Les marchés financiers asiatiques ont été secoués ce jeudi par un véritable séisme monétaire. Au cœur de la tempête : le yen japonais, qui a plongé face au dollar après un double choc inattendu. D’un côté, la Banque du Japon (BoJ) a choisi de maintenir inchangé son taux directeur malgré une inflation persistante. De l’autre, la Réserve fédérale américaine (Fed) a surpris par sa prudence, ne prévoyant que deux hausses de taux en 2023 au lieu des quatre anticipées.
La BoJ campe sur ses positions, le yen trinque
Contre toute attente, la BoJ a décidé de maintenir son taux directeur à un plancher de 0,25%. Une décision justifiée par les « incertitudes élevées » planant sur l’économie et l’inflation nippones, selon l’institution.

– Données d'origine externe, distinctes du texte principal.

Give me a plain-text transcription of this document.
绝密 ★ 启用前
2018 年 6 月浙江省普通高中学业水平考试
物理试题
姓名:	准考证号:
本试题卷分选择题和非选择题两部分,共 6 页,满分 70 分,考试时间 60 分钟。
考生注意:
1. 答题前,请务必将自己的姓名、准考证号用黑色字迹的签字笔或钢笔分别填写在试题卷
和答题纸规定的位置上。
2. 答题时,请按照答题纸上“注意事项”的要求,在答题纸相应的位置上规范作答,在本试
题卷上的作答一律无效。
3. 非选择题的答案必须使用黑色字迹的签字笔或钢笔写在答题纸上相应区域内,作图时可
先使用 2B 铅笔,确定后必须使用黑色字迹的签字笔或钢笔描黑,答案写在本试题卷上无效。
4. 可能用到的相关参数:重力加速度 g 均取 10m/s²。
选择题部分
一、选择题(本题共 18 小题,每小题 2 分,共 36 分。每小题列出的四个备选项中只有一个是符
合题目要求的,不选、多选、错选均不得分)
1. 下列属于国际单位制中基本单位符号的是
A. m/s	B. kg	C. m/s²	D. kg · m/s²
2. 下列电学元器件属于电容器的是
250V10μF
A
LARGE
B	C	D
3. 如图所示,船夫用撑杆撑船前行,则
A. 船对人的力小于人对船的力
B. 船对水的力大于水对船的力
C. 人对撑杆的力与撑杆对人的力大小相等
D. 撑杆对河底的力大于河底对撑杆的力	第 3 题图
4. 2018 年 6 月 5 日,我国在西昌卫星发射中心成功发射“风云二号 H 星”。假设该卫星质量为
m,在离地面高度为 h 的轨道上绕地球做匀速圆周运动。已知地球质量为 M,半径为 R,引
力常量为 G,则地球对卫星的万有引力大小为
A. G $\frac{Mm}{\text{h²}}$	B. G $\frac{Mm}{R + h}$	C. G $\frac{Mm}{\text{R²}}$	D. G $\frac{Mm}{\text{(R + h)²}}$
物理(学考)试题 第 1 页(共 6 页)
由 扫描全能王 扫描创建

Pourtant, nombre d’analystes tablaient sur un resserrement monétaire dès cette réunion de décembre.
La réaction des marchés a été immédiate et brutale. Vers 03h30 GMT, le dollar s’échangeait pour 155,37 yens, contre 154,80 yens la veille. Une dégringolade qui illustre l’écart grandissant entre les politiques des banques centrales japonaise et américaine.
La Fed déjoue les pronostics et assène le coup de grâce
Le coup de massue est venu de l’autre côté du Pacifique. Mercredi, la Fed a certes relevé son taux directeur d’un quart de point, comme attendu. Mais elle a surtout revu à la baisse ses projections, tablant désormais sur seulement deux hausses en 2023, et non plus quatre. Un changement de cap qui a pris les marchés à contre-pied.
La Fed a maintenant abaissé ses taux d’un point de pourcentage depuis septembre, mais le terrain économique américain a changé de manière spectaculaire depuis.
Stephen Innes, SPI Asset Management
Tokyo vacille, les secteurs sous pression
Résultat des courses : la Bourse de Tokyo a trébuché ce jeudi. À 03h45 GMT, l’indice vedette Nikkei cédait 0,84% à 38.753,22 points et l’indice élargi Topix abandonnait 0,28% à 2.712,33 points. Un repli d’autant plus notable que le yen faible est généralement un moteur pour les actions japonaises.
Dans le sillage de la déconvenue de l’américain Micron, poids lourd des semi-conducteurs, une partie du secteur high-tech nippon souffrait également. Tokyo Electron lâchait 1,8% et Advantest 2,71%. À l’inverse, le titre Nissan poursuivait son envol avec un gain de 6,4%, dopé par des spéculations de rapprochement avec Honda.
L’Asie dans le rouge, l’or noir en berne
La déprime japonaise contaminait les autres grandes places asiatiques. À Hong Kong, l’indice Hang Seng perdait 1,01%. En Chine continentale, l’indice composite de Shanghai lâchait 0,7% et celui de Shenzhen 0,75%.
Signe supplémentaire d’un regain d’aversion au risque, le marché du pétrole virait également au rouge. Le prix du baril de WTI reculait de 0,55% à 70,19 dollars, celui de Brent de la mer du Nord de 0,38% à 73,11 dollars. Les turbulences monétaires faisaient clairement des vagues bien au-delà des frontières nippones.
Cette journée tumultueuse sur les marchés asiatiques illustre à quel point les décisions des grandes banques centrales peuvent ébranler l’économie mondiale. Le statu quo de la BoJ face à une inflation persistante et la prudence inattendue de la Fed ont envoyé des ondes de choc sur les marchés des changes et les places boursières. Une volatilité qui pourrait perdurer tant que les trajectoires monétaires du Japon et des États-Unis divergeront. Les investisseurs, eux, restent sur le qui-vive.